Ah, mas desta forma você está pintando um deus, alguns poderão dizer. Bom, esse é o x da questão: Lula da Silva não é um deus no sentido religioso, ou mesmo mitológico, apartado das vicissitudes humanas. No entanto, ele e seres como ele (existentes em graus diversos de eficiência, espalhados pela superfície deste planeta) encarnam a essência do ser humano ideal, aquele que compreende e assume um compromisso com o futuro, sabendo que pode e deve agir no presente. Com o máximo de flexibilidade e o mínimo de erro.

O método de Lula da Silva é bem conhecido: ele acumula conhecimentos práticos (os teóricos, resultantes de suas leituras e conversas, ele mastiga, processa e os utiliza para enriquecer sua capacidade intuitiva) e se movimenta em sintonia com a realidade que está à sua volta. Ele não briga com os fatos da vida, pois sabe que estes são sempre dinâmicos e multifacetados.

Seu objetivo intuitivamente construído e consolidado, que se apoia nos sempre citados conselhos de sua mãe, Dona Lindú (sua referência de força/perseverança e, não por acaso, uma pessoa de carne e osso, e não uma construção mental), é a busca do primado da condição humana. Para quem ainda não sabe, isto significa dizer que Lula da Silva combate o melhor combate que todo ser humano poderia combater: a luta pela continuidade de nossa espécie, preservando condições dignas a todos, sem exceção.

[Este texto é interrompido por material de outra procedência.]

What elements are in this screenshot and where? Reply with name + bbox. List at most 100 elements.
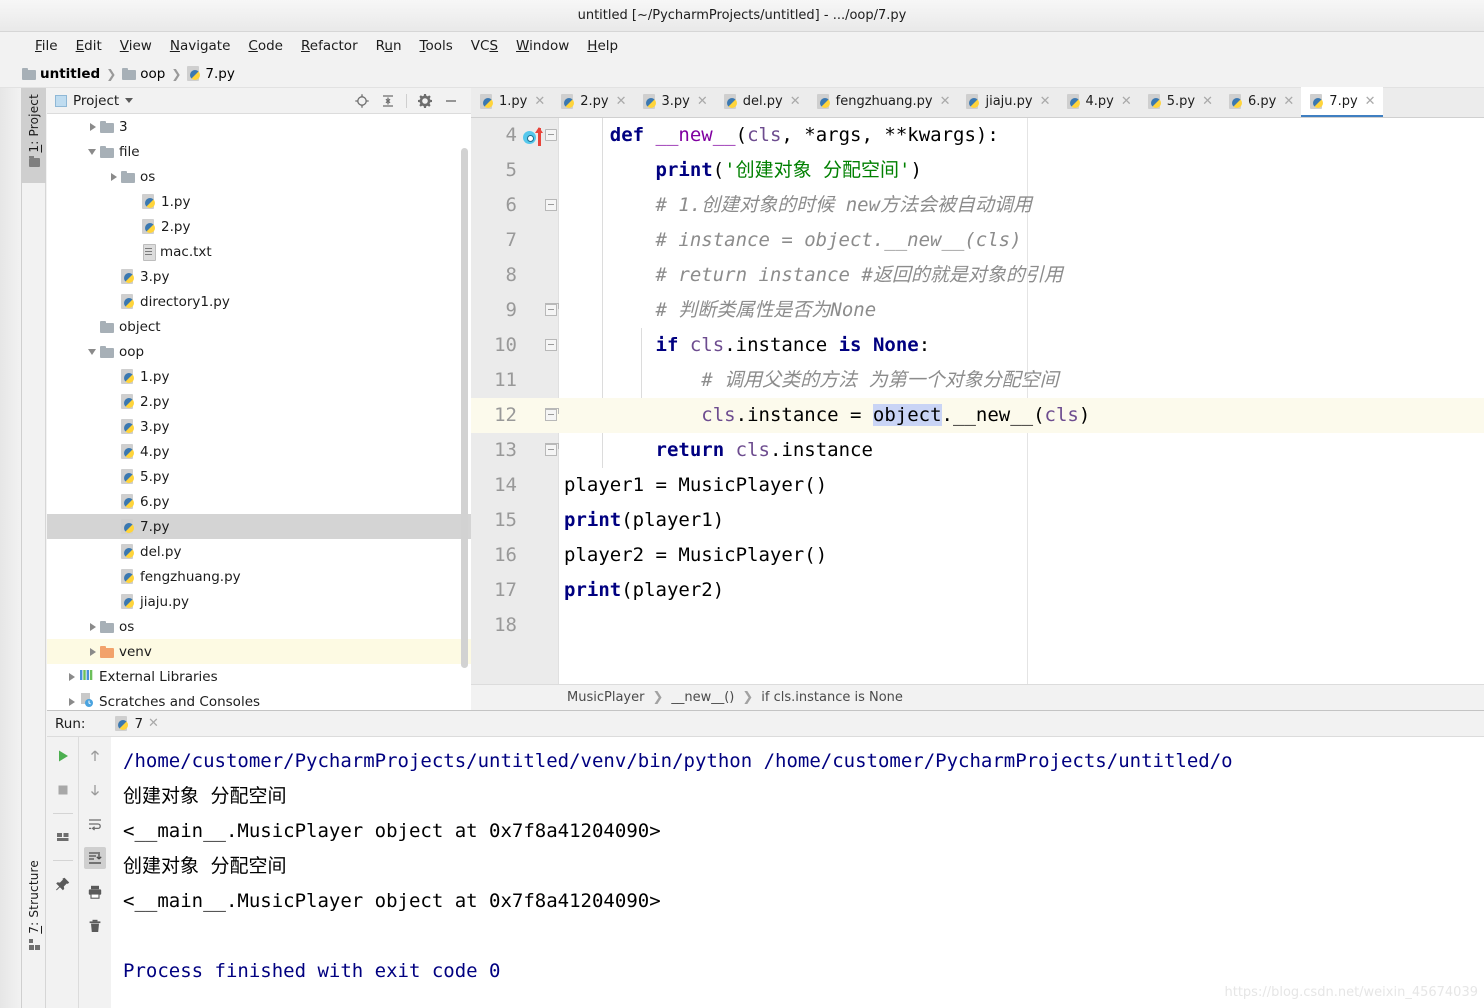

Os indivíduos engajados nessa guerra cósmica, juntamente com Lula da Silva, não pensam (apenas) em si e nos seus. Pensam na espécie e, ao mesmo tempo em que momentaneamente se desesperam frente às incompreensões, e que às vezes se abatem diante das fraquezas de seus semelhantes, sabem relativizar tais falhas e falsetas e delas são capazes de extrair o ânimo, o combustível para perseverar em seu caminho; talvez apressando ainda mais o passo.

Graças às conjunções cósmicas, neste século de Lula da Silva é possível falar dessas coisas sem causar muita estranheza, tão desesperadas estão as pessoas em todos os recantos da Terra. Desesperadas e ansiosas por encontrar um sentido para suas vidas e uma razão para as dores e os desafios que a existência e o cotidiano lhes/nos impõe. E a Grande Nova, como diriam os cristãos, é que nada de novo resta a ser dito; o que nos cabe agora, enfim, é exercitar o livre arbítrio da forma que nos for possível, da forma como Lula da Silva faz.

Felizmente, e infelizmente, o homem deste século teve e tem tido a oportunidade de ocupar posições de poder, o que lhe permite pôr em prática a sabedoria intuitiva que ele vem construindo e aprimorando. O 'infelizmente', aqui, se refere ao fato de que no exercício dessas 'posições de poder' ele precisa lidar como a realidade cambiante e multifacetada, estando sujeito a desgastes e incompreensões.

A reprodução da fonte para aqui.